Visitò in intramoenia o in clinica? Le fatture del dottore ai raggi “x“ del tribunale di Varese
Un processo che gravita attorno alla libera professione “intramuraria“ di uno specialista, dove non sono mancati colpi di scena a un passo dalle sentenza
Le ipotesi di reato sul tavolo della pubblica accusa per un medico varesino sono piuttosto serie poiché contemplano comportamenti che se dimostrati vanno dal peculato alla truffa ai danni dello stato, al falso ideologico per fatti che gravitano attorno al concetto di “intramoenia“ cioè la libera professione intramuraria che si riferisce alle prestazioni erogate al di fuori del normale orario di lavoro dai medici di un ospedale, i quali utilizzano le strutture ambulatoriali e diagnostiche dell’ospedale stesso a fronte del pagamento da parte del paziente di una tariffa (il pagamento delle prestazioni avviene direttamente alla struttura).
Il medico è tenuto al rilascio di regolare fattura e le prestazioni sono generalmente le medesime che deve erogare sulla base del suo contratto di lavoro con il Servizio Sanitario Nazionale, attraverso la normale operatività come medico ospedaliero.
Ma la legge, per il regime di intramoenia, stabilisce “il divieto di svolgere l’attività libero professionale presso studi medici collegati in rete dove operano anche professionisti non dipendenti o non convenzionati del Ssn ovvero dipendenti non in regime di esclusività, salvo deroga dell’azienda del Ssn e a condizione che sia garantita la completa tracciabilità delle singole prestazioni“, come specificato dal ministero della Salute.

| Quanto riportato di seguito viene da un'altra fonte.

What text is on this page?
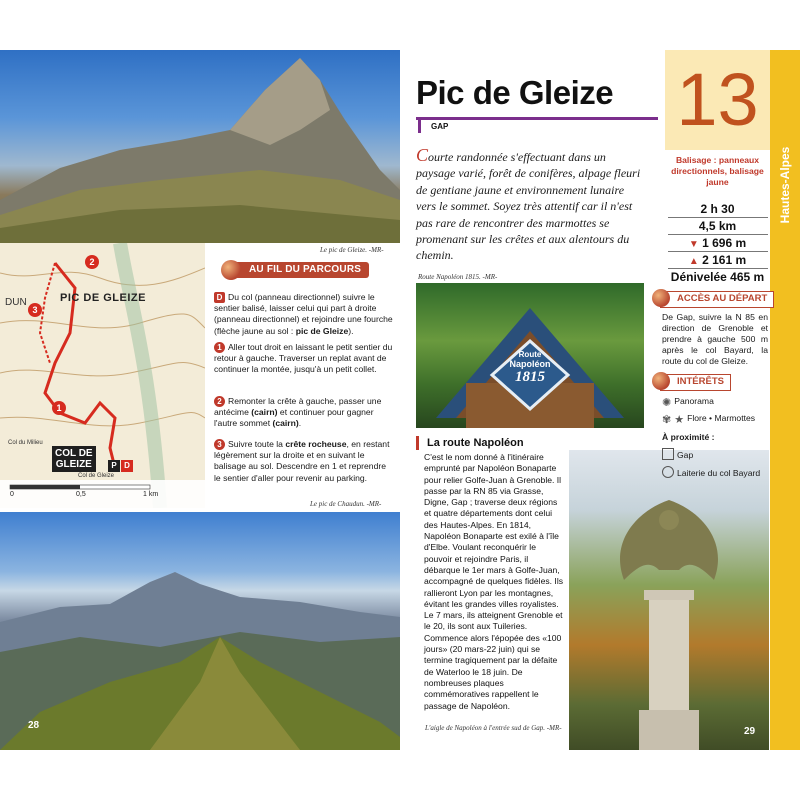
Le pic de Gleize. -MR-
DUN	PIC DE GLEIZE
2
3
1
Col du Milieu
COL DE
GLEIZE	P D
Col de Gleize
0	0,5	1 km
AU FIL DU PARCOURS
D Du col (panneau directionnel) suivre le sentier balisé, laisser celui qui part à droite (panneau directionnel) et rejoindre une fourche (flèche jaune au sol : pic de Gleize).
1 Aller tout droit en laissant le petit sentier du retour à gauche. Traverser un replat avant de continuer la montée, jusqu'à un petit collet.
2 Remonter la crête à gauche, passer une antécime (cairn) et continuer pour gagner l'autre sommet (cairn).
3 Suivre toute la crête rocheuse, en restant légèrement sur la droite et en suivant le balisage au sol. Descendre en 1 et reprendre le sentier d'aller pour revenir au parking.
Le pic de Chaudun. -MR-
28
Pic de Gleize
GAP
Courte randonnée s'effectuant dans un paysage varié, forêt de conifères, alpage fleuri de gentiane jaune et environnement lunaire vers le sommet. Soyez très attentif car il n'est pas rare de rencontrer des marmottes se promenant sur les crêtes et aux alentours du chemin.
Route Napoléon 1815. -MR-
Route
Napoléon
1815
La route Napoléon
C'est le nom donné à l'itinéraire emprunté par Napoléon Bonaparte pour relier Golfe-Juan à Grenoble. Il passe par la RN 85 via Grasse, Digne, Gap ; traverse deux régions et quatre départements dont celui des Hautes-Alpes. En 1814, Napoléon Bonaparte est exilé à l'île d'Elbe. Voulant reconquérir le pouvoir et rejoindre Paris, il débarque le 1er mars à Golfe-Juan, accompagné de quelques fidèles. Ils rallieront Lyon par les montagnes, évitant les grandes villes royalistes. Le 7 mars, ils atteignent Grenoble et le 20, ils sont aux Tuileries. Commence alors l'épopée des «100 jours» (20 mars-22 juin) qui se termine tragiquement par la défaite de Waterloo le 18 juin. De nombreuses plaques commémoratives rappellent le passage de Napoléon.
L'aigle de Napoléon à l'entrée sud de Gap. -MR-	29
13
Hautes-Alpes
Balisage : panneaux directionnels, balisage jaune
2 h 30
4,5 km
▼ 1 696 m
▲ 2 161 m
Dénivelée 465 m
ACCÈS AU DÉPART
De Gap, suivre la N 85 en direction de Grenoble et prendre à gauche 500 m après le col Bayard, la route du col de Gleize.
INTÉRÊTS
✺ Panorama
✾ ★ Flore • Marmottes
À proximité :
Gap
Laiterie du col Bayard
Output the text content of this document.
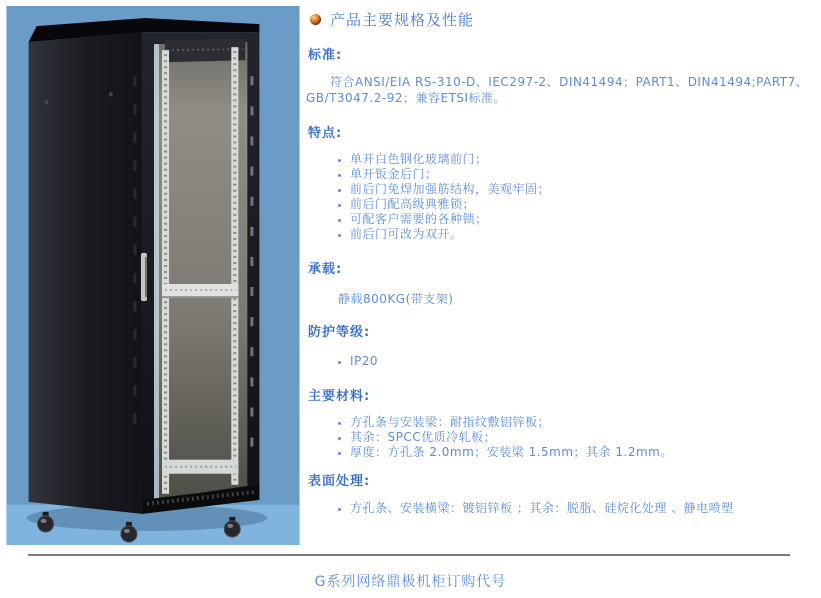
产品主要规格及性能
标准:

符合ANSI/EIA RS-310-D、IEC297-2、DIN41494；PART1、DIN41494;PART7、GB/T3047.2-92；兼容ETSI标准。

特点:
• 单开白色钢化玻璃前门；
• 单开钣金后门；
• 前后门免焊加强筋结构，美观牢固；
• 前后门配高级典雅锁；
• 可配客户需要的各种锁；
• 前后门可改为双开。
承载:
静载800KG(带支架)
防护等级:
• IP20
主要材料:
• 方孔条与安装梁：耐指纹敷铝锌板；
• 其余：SPCC优质冷轧板；
• 厚度：方孔条 2.0mm；安装梁 1.5mm；其余 1.2mm。
表面处理:
• 方孔条、安装横梁：镀铝锌板 ；其余：脱脂、硅烷化处理 、静电喷塑
G系列网络鼎极机柜订购代号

Una premessa necessaria per comprendere la genesi di un processo che vede alla sbarra il professionista varesino a cui sono contestate alcune fatture legate ad attività professionale che avrebbe invece erogato in una struttura privata e per giunta fuori regione, alcuni anni fa.
Il processo celebrato dinanzi al Collegio di Varese è arrivato alle battute finali e ad un passo dalla sentenza, però oggi non arrivata con una sorta di colpo di scena all’ultimo istante.
Il pubblico ministero aveva già formulato le sue richieste: assoluzione per uno dei capi d’imputazione – riferibile al peculato cioè per aver trattenuto la somma che il sistema sanitario nazionale eroga al professionista come “indennità di esclusiva” – , e condanna a tre anni di reclusione e multa per i residuali punti del capo d’imputazione riferibili cioè al reato di “truffa aggravata ai danni dello Stato“ e al “falso“.
Il difensore ha invece ribaltato il punto di vista specificando l’assenza di valide prove per sostenere che le prestazioni fossero state eseguite in una clinica privata pugliese, invocando dunque l’assoluzione del medico anche alla luce del fatto che nessuno dei clienti visitati dal professionista è stato sentito come teste nel corso del processo, e quindi non è stato possibile sapere dell’effettiva natura delle visite e quindi, da parte del Collegio, poterne apprezzare i contenuti come eventuale prova.
Il tribunale, dopo camera di consiglio (presidente il giudice Crema), ha preso la decisione di rimandare il verdetto non prima di aver sentito i pazienti che verranno chiamati a testimoniare sul caso.